In “The Good City: in defense of utopian thinking”, John Friedmann (2000) critiqued Manuel Castells for what he interpreted as a departure from prior activist ideals and an embrace of empirically based social science as the most appropriate foundation for planning education and practice. As he articulated a set of uncompromising principles for guiding planning action, John called for the embrace of utopian thinking as a method for re-affirming the profession’s longstanding idealism and radically transformative aims. Utopian thinking, he argued, encourages much-needed criticism of “what is” while also justifying the search for alternatives, a process through which that which is to be constructed must be envisioned first on the basis of emancipatory ideals (Friedmann 2000, p.462). By situating his appreciation of utopian thinking in the history of the profession (with references to Fourier and others) and in the context of activism around social justice and the city (as theorized and advocated by scholars such as David Harvey [2000] and Susan Fainstein [2010]), John argued that the planning profession must continue to foster an appreciation of utopian thinking among future generations of planners. It is hard to disagree with John’s intentions or ambitions. Many of us have

joined the discipline of planning because we are committed to ethical outcomes that require a forceful critique of the status quo. But it is one thing to embrace the dream that a better world is possible, or to motivate future planners to fight the good fight in the service of equity, toleration, and other ideals, and quite another to construct planning practice around utopian thought. Friedmann does acknowledge this when he argues that “constructive visioning,” which he sees as central to utopian thinking, is always political and that its implementation is bound to be fraught with obstacles (2000, p.463). But the problem is not merely disagreement over grand visions or the ideals they articulate. There is also the issue of process. As Susan Fainstein and others have argued, grand visions are often seen as

elitist, top-down, moralistic, or created from a vantage point that removes one from the messy realities of actually making things different. For precisely this reason open, participatory, or negotiated processes rarely produce

utopian visions. The normative promise of utopian thinking may run up against some of the most significant and widely held tenets in the planning profession, which include participation, thus explaining why the embrace of small-scale, modest, and more pragmatic action has tended to characterize the profession. Yet this is not to suggest that one should discard utopian thinking altogether. Quite the opposite.
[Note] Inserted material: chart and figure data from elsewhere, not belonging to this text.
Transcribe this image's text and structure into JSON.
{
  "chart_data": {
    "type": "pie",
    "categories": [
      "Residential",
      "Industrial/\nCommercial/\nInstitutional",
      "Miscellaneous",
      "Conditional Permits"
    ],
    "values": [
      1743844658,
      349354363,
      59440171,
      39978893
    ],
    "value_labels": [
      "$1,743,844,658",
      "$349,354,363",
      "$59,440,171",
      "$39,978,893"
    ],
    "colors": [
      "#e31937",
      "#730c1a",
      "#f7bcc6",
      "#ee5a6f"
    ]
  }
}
The problems inherent in advancing utopian thought and constructive visioning need to be reckoned with. They require that we as planners become less cavalier and more sanguine about whether, how, and why to embrace such loftier ideals. Rather than relegating them to the normative high-ground of personal

belief and commitment, we must critically interrogate the array of problems and barriers associated with introducing utopian thought into planning practice. To do so, we need a more self-reflective understanding of the dilemmas that emerge when attempting to transform utopian thought into constructive action. Doing so will not only advance the larger aims of creating “good cities” (Friedmann 2000), it also allows us to call into question the imagined split between empirical social science and utopian thought that motivated Friedmann’s critique of Castells in the first place. In the service of breaking down this divide, I analyze the obstacles con-

fronted while designing an experimental project squarely informed by utopian ideals. Called Jerusalem 2050: Visions for a Place of Peace, this initiative was undertaken by faculty at MIT’s Department of Urban Studies and Planning in 2004, in conjunction with the Center for International Studies.1 Three years later, in 2007, it came to fruition with the launching of The Just Jerusalem Competition. The project relied on a visioning methodology to solicit nonconventional ideas for improving conditions in that quintessential world city. Taking the form of an international “ideas” competition that called on citizens rather than state actors to offer future visions, the aim was to solicit constructive ideas that might lead to a more just, peaceful, and sustainable Jerusalem by the year 2050.2 As such, this initiative embraced the kind of utopian ideals expressed in Friedmann’s essay, albeit focused specifically on Jerusalem. As we undertook this challenge a series of dilemmas and disagreements

plagued progress from the get-go. Many revolved around tensions over the utopian versus pragmatic aims of the competition. Others owed to conditions specific to Jerusalem: how best to frame a call for utopian visions without undermining the initiative’s material aims of soliciting ideas and projects capable of producing an alternative future that would make life better for all Jerusalemites, regardless of religious attachment. Overall, our efforts to advance this initiative were far from easy, and not only because of its selfevident utopian aims or the intractability of the Israeli-Palestinian conflict. This is why it took us three years to move from the drawing board to the launch of the competition. Using the lenses of participant observation as well as a comparative-historical

understanding of the specificities of Jerusalem, I recount the dilemmas and

how they impacted the project’s final contours. My objective is to produce a much more nuanced understanding of the limitations as well as the possibilities associated with deployment of utopian aims informed by a real-world project that aspired to produce a Friedmann-inspired “good city.”